Over the last year, I have fallen prey to a common ailment of bloggers—wanting to get your ideas just right before they are published. Putting your ideas out there is, after all, risky. Especially when those ideas may be half-baked. Of course, that’s contrary to the way some view blogging. Gardner Campbell recently wrote “Almost all the time, I write my posts in one sitting and publish them right away.” Half-baked or not, it’s almost certainly better to post those ideas; otherwise, they may never get published at all. So here goes!
In recent years, I’ve become interested in student success at a systematic level. Last Saturday, I participated in our First Year Honors Common Reading Group. Afterwards the faculty discussion leaders went out to debrief. We were universally pleased with how well it went, with how easy it was to lead the discussion with students who had read the book and were clearly interested in discussing it. The hardest part was reining in the dominant speakers (of whom we had three in a group of eight) to provide the space for the other students to talk.
You might retort, well of course the book discussions went well since you had bright students, but I think it was more than that. Students are successful and earn good grades not merely because they are intelligent, but also because of behaviors, habits of the mind, that they practice. So it’s not just who they are, but what they do that matters. The honors students were prepared for the discussion and they also wanted to learn from it. They were intellectuals in the sense that they wanted to discuss and debate the ideas in the book so they could learn from it. The prospect of learning seemed to motivate them.
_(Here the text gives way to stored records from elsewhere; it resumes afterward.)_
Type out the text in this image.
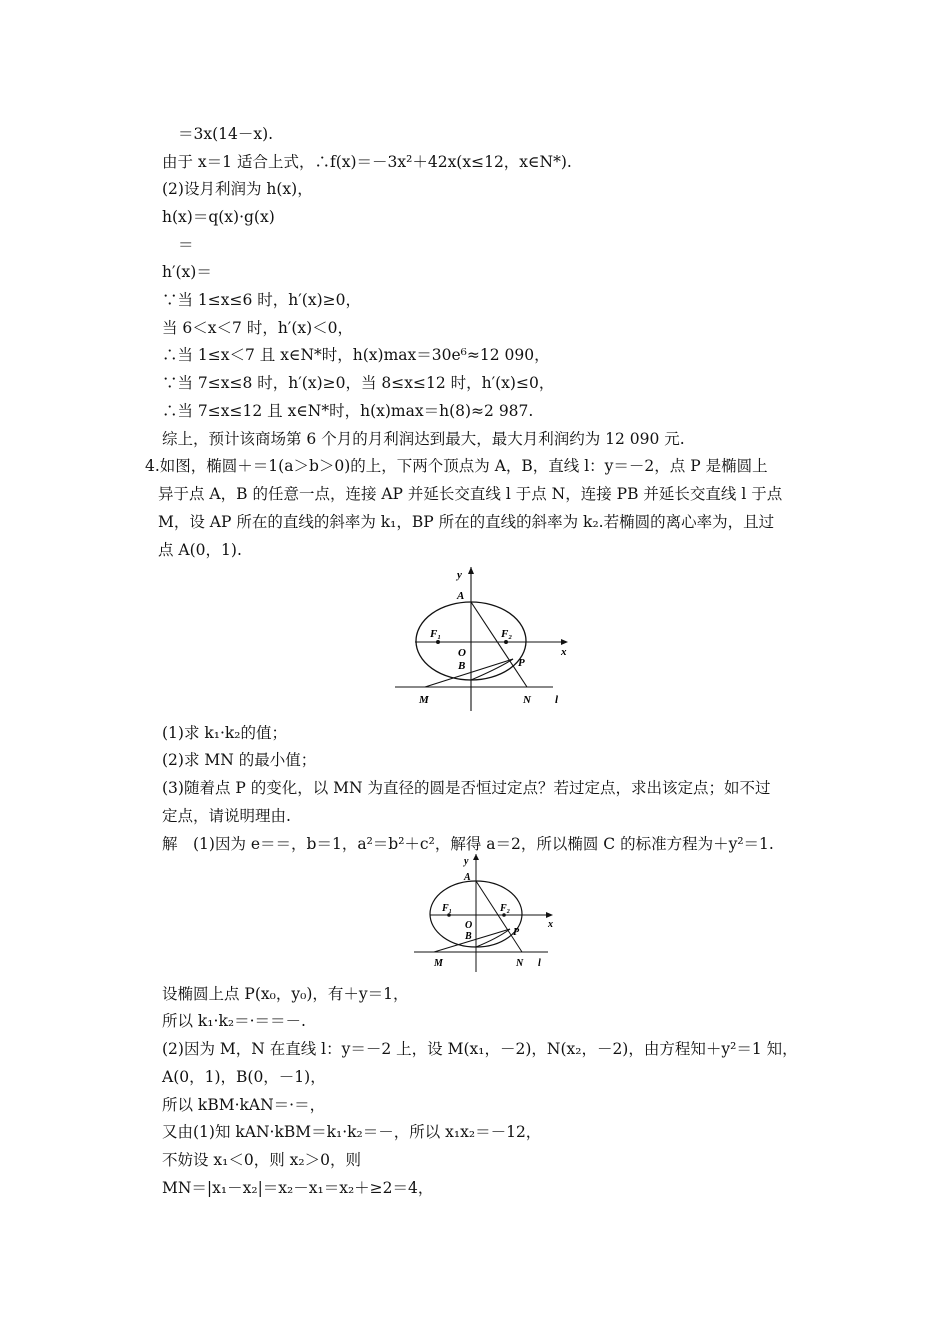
＝3x(14－x).
由于 x＝1 适合上式，∴f(x)＝－3x²＋42x(x≤12，x∈N*).
(2)设月利润为 h(x)，
h(x)＝q(x)·g(x)
＝
h′(x)＝
∵当 1≤x≤6 时，h′(x)≥0，
当 6＜x＜7 时，h′(x)＜0，
∴当 1≤x＜7 且 x∈N*时，h(x)max＝30e⁶≈12 090，
∵当 7≤x≤8 时，h′(x)≥0，当 8≤x≤12 时，h′(x)≤0，
∴当 7≤x≤12 且 x∈N*时，h(x)max＝h(8)≈2 987.
综上，预计该商场第 6 个月的月利润达到最大，最大月利润约为 12 090 元.
4.如图，椭圆＋＝1(a＞b＞0)的上，下两个顶点为 A，B，直线 l：y＝－2，点 P 是椭圆上
异于点 A，B 的任意一点，连接 AP 并延长交直线 l 于点 N，连接 PB 并延长交直线 l 于点
M，设 AP 所在的直线的斜率为 k₁，BP 所在的直线的斜率为 k₂.若椭圆的离心率为，且过
点 A(0，1).
y
x
A
O
B	P
F₁	F₂
M	N l
(1)求 k₁·k₂的值；
(2)求 MN 的最小值；
(3)随着点 P 的变化，以 MN 为直径的圆是否恒过定点？若过定点，求出该定点；如不过
定点，请说明理由.
解　(1)因为 e＝＝，b＝1，a²＝b²＋c²，解得 a＝2，所以椭圆 C 的标准方程为＋y²＝1.
y
x
A
O
B	P
F₁	F₂
M	N l
设椭圆上点 P(x₀，y₀)，有＋y＝1，
所以 k₁·k₂＝·＝＝－.
(2)因为 M，N 在直线 l：y＝－2 上，设 M(x₁，－2)，N(x₂，－2)，由方程知＋y²＝1 知，
A(0，1)，B(0，－1)，
所以 kBM·kAN＝·＝，
又由(1)知 kAN·kBM＝k₁·k₂＝－，所以 x₁x₂＝－12，
不妨设 x₁＜0，则 x₂＞0，则
MN＝|x₁－x₂|＝x₂－x₁＝x₂＋≥2＝4，
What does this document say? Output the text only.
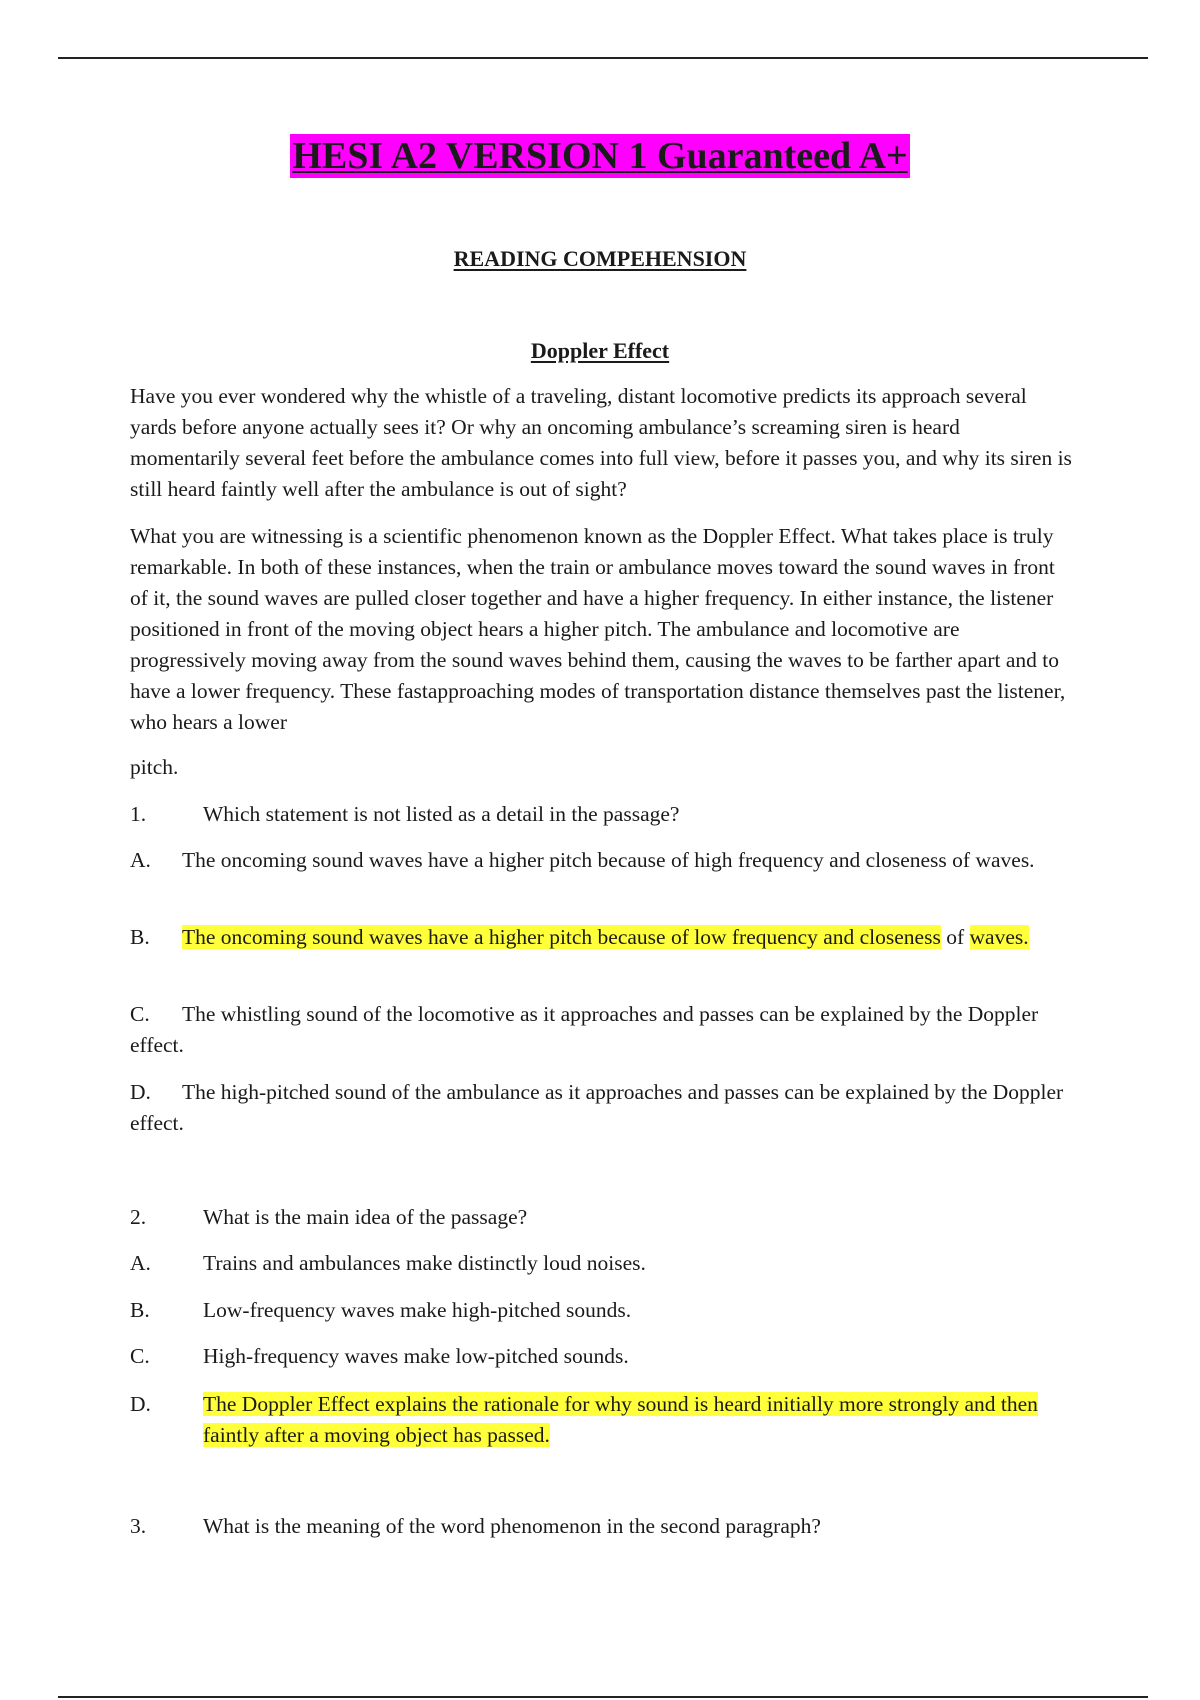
HESI A2 VERSION 1 Guaranteed A+
READING COMPEHENSION
Doppler Effect

Have you ever wondered why the whistle of a traveling, distant locomotive predicts its approach several yards before anyone actually sees it? Or why an oncoming ambulance’s screaming siren is heard momentarily several feet before the ambulance comes into full view, before it passes you, and why its siren is still heard faintly well after the ambulance is out of sight?

What you are witnessing is a scientific phenomenon known as the Doppler Effect. What takes place is truly remarkable. In both of these instances, when the train or ambulance moves toward the sound waves in front of it, the sound waves are pulled closer together and have a higher frequency. In either instance, the listener positioned in front of the moving object hears a higher pitch. The ambulance and locomotive are progressively moving away from the sound waves behind them, causing the waves to be farther apart and to have a lower frequency. These fastapproaching modes of transportation distance themselves past the listener, who hears a lower

pitch.

1.	Which statement is not listed as a detail in the passage?
A. The oncoming sound waves have a higher pitch because of high frequency and closeness of waves.
B. The oncoming sound waves have a higher pitch because of low frequency and closeness of waves.
C. The whistling sound of the locomotive as it approaches and passes can be explained by the Doppler effect.
D. The high-pitched sound of the ambulance as it approaches and passes can be explained by the Doppler effect.
2.	What is the main idea of the passage?
A.	Trains and ambulances make distinctly loud noises.
B.	Low-frequency waves make high-pitched sounds.
C.	High-frequency waves make low-pitched sounds.
D.	The Doppler Effect explains the rationale for why sound is heard initially more strongly and then faintly after a moving object has passed.
3.	What is the meaning of the word phenomenon in the second paragraph?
I had two takeaways from this about student success more generally: First, I think it may be important that students find a sense of belonging, for example, by becoming part of a group with common interests, especially one where some sense of peer pressure motivates them. On athletic teams, there can be a sense of wanting to do well academically so you don’t let the team down. Academic majors probably are another example of students working together in parallel towards common goals. Could this be one reason why students who fail to declare a major until very late find it difficult to complete the degree?
The second takeaway is the following. I wonder if productive academic behaviors can be taught to students who aren’t honors students, especially in the context of their group. What are good practices for economics majors? What are the same for Historic Preservation? I’m sure there is some overlap across departments, but I suspect there are also differences.
I also think that being part of a cohort (not just part of a group) can be important. A sophomore economics major probably has less in common than a senior economics major. Two sophomores are more likely to be taking the same courses.
Groups tend to have leaders or at least faculty responsible for the groups. This could be a way to establish the “one faculty or staff member who cares about your academic success.” The director of our Honors Program struck me as similar to the “house mother” in dormitories of old. Who is offering the same caring and attention to our non-honors FY and older students?